Mogok Kerja Tidak Sah hanya Dikategorikan Mangkir Kerja, Bukan Pemutusan Hubungan Kerja Tanpa Adanya Panggilan Kembali Masuk Kerja oleh Pengusaha

LEGAL OPINION
Question: Bila buruh kami mogok kerja, yang mana dilakukan secara tidak sah, apakah artinya seketika memberi hak bagi perusahaan untuk memecat mereka?
Brief Answer: Adanya mogok kerja sekalipun benar tidak sah saja, belum merupakan prasyarat mutlak untuk dinyatakan putusnya hubungan kerja. Aksi mogok kerja tidak sah hanya akan dikategorikan sebagai mangkir kerja, bila pihak pemberi kerja tidak melakukan pemanggilan kerja secara patut kepada para buruhnya agar kembali masuk kerja. Bilamana panggilan masuk kerja tidak dihiraukan, barulah pekerja/buruh dapat di-putus hubungan kerja (PHK) dengan kualifikasi mengundurkan diri.

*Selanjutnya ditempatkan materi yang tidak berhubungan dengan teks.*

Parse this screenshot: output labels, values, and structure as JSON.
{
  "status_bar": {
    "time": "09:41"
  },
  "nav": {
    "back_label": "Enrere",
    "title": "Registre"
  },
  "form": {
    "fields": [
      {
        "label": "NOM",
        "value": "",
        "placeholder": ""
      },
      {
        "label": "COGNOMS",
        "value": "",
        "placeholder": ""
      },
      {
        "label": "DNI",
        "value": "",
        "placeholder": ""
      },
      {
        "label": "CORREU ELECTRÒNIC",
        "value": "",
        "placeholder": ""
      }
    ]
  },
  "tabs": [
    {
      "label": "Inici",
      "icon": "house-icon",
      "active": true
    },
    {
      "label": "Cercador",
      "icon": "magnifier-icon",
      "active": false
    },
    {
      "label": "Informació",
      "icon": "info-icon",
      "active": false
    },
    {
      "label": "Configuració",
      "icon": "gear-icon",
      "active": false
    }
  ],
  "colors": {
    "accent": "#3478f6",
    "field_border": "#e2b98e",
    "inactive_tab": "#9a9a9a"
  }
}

Sehingga entah itu mogok kerja spontan, mogok kerja tidak sah, atau istilah lainnya, hanya dihitung sebagai “mangkir kerja” kategori no work no paid, bila pada keesokan harinya para pekerja telah kembali bekerja seperti sedia kala—dan pengusaha dilarang mencekal pekerjanya dengan alasan telah di-PHK atau sebagainya.
PEMBAHASAN:
Sebagai ilustrasi tepat kiranya bercermin pada putusan Mahkamah Agung RI tingkat kasasi sengketa hubungan industrial register Nomor 28 K/Pdt.Sus-PHI/2016 tanggal 24 Februari 2016, perkara antara:
- 41 (empat puluh satu) orang pekerja, sebagai Para Pemohon Kasasi, dahulu Para Penggugat; melawan
- PT. SUZUKI ENGINEERING CENTER INDONESIA, sebagai Termohon Kasasi, semula Tergugat.
Kecewa terhadap pihak pengusaha yang tidak akomodatif terhadap ketentuan hukum ketenagakerjaan perihal jenis kerja yang dapat diikat Perjanjian Kerja Waktu Tertentu, para pekerja melakukan aksi mogok yang berbuntut PHK oleh perusahaan, bahkan terhadap pekerja yang tidak ikut-ikutan aksi mogok.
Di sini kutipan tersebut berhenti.